There are plenty of online services that offer to host your photos for free, and sites like Flickr and Picasa are excellent tools for expanding your online social presence. But for most of us, they're not ideal for sharing personal photos with family and friends.

Even when they offer password-protected collections with restricted access, sometimes you want to keep your own photos closer to your own storage. So why not host your own photo collection?

The software we've opted to use is called Zoph. It's built using PHP and a MySQL database, and enables you to import your collection of photos through a Zip or Tar file, organise them into albums, set attributes for author and geographical location, and share them with your friends and family.

1. Install the software

Taking Ubuntu 9.04 as a base, you need to install Zoph from the package manager, and this in turn will install the several Apache 2 dependencies, which is all we'll need for a working web server.

You will also need to search for and install the mysql-server package to grab the database back-end, and the installer will ask you for a password to protect the root MySQL account. Remember this password, because you'll need to enter it after typing the following two lines on the command line.

The first will create the database that Zoph uses to store the photo information, while the second will import the default table data provided by the Zoph package install into the MySQL server:

mysqladmin -u root -p create zoph mysql -u root -p zoph < /usr/share/doc/zoph/zoph.sql

If you're using a distribution other than Ubuntu, there's a chance that the zoph.sql file could be in a different location. Your distro's package manager can tell you where if you look at what and where has been installed with the Zoph package.

2. Configuration

The next step is to set up the permissions for the database we've just created. Log into your MySQL server by typing mysql -u root -p, and type these two lines, replacing password with your own password.

grant select, insert, update, delete on zoph.* to zoph_rw@ localhost identified by 'password';
grant all on zoph.* to zoph_admin identified by 'password';

All we're doing here is creating a MySQL user account called zoph_rw and giving it the permissions required to read and write to the database. Zoph expects to find this account, and you next need to tell Zoph what password you've allocated to the zoph_rw user. You can do this by editing /etc/zoph/ config.inc.php and changing password in the following line:

define('DB_PASS', 'password');

3. Sharing photos

That's all there is to the configuration.
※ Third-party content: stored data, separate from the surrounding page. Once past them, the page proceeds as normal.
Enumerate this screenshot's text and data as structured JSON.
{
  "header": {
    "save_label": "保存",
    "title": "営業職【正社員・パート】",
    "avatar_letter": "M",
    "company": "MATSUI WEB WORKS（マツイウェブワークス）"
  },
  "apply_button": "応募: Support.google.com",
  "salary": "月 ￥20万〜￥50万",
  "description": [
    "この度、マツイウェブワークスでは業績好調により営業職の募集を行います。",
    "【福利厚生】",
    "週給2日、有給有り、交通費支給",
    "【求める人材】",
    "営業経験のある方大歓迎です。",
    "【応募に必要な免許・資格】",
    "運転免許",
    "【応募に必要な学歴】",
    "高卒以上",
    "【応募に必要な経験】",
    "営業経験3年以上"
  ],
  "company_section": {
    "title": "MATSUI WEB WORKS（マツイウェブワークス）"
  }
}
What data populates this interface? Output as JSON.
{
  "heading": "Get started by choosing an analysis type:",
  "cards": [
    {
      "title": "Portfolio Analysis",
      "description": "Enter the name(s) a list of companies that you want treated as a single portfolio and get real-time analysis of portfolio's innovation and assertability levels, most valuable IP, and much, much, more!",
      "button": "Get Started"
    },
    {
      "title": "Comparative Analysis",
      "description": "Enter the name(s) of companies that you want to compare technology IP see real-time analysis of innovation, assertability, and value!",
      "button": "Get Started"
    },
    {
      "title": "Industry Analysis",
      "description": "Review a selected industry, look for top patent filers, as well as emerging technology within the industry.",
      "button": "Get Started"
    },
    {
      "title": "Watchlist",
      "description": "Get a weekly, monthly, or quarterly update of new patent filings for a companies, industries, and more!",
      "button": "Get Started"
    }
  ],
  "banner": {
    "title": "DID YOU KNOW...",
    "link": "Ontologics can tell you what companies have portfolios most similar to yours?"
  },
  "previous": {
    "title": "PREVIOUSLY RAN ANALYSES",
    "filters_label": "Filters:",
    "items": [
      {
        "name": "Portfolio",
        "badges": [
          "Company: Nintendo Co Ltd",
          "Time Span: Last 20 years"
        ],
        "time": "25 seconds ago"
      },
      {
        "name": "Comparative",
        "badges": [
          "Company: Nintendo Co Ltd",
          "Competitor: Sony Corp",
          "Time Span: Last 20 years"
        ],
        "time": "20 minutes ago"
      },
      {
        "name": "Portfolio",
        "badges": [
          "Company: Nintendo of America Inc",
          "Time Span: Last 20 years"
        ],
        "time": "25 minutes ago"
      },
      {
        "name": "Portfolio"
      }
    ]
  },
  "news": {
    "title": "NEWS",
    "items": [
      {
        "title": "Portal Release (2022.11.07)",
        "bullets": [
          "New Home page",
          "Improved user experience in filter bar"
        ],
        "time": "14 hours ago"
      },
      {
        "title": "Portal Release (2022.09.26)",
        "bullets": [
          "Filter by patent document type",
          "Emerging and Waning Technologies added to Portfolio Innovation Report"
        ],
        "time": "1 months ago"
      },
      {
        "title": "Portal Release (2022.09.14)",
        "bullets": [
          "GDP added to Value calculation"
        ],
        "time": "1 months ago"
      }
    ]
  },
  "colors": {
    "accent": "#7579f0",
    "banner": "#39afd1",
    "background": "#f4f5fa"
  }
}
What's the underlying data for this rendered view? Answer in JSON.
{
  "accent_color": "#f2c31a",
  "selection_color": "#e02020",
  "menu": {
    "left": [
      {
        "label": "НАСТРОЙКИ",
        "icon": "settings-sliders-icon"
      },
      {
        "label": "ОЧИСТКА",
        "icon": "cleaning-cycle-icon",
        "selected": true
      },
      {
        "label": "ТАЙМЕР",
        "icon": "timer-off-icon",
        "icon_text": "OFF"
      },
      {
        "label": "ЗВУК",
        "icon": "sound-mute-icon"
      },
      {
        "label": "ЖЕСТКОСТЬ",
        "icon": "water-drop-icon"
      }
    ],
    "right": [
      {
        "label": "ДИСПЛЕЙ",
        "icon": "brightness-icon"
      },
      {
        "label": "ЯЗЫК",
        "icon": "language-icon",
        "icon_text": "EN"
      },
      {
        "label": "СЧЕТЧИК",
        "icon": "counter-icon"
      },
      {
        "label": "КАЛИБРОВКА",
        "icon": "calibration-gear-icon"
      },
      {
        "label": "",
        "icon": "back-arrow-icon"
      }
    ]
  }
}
You should now be able to point a browser running on the same machine to http://localhost/zoph, which will in turn redirect you to a login page.

Enter admin for username and admin for the password, and you'll find yourself within Zoph running on your own web server. The first thing you'll want to do is import your own photos, and this can be done by clicking on the Import button at the top of the screen.

You can then select photos individually, or archives of photos within Zip or Tar files if you want to upload a folder or collection. Each upload can be given a description, and you can also create locations and photographer accounts, which can then be attributed to each import.

This information can make a larger collection easier to navigate, but it's not necessary. After adding your photos, you can browse them by switching to the 'photos' page or, if you've sorted them into albums, the 'albums' page. You can now share your photos with anyone else who can access your LAN by giving the IP address of your machine (or the hostname if there's a DHCP router sitting at the heart of your network).

If you want to access your site from the internet, you need to make sure port 80 is forwarded from your gateway or access point to the machine running Zoph. You can then use the IP address of your internet connection from elsewhere on the internet, but you'll need to make sure that you keep Apache up to date on that machine.

You can limit who can see your photos by creating user accounts for those people, and limiting those accounts to groups of photos if you need to to.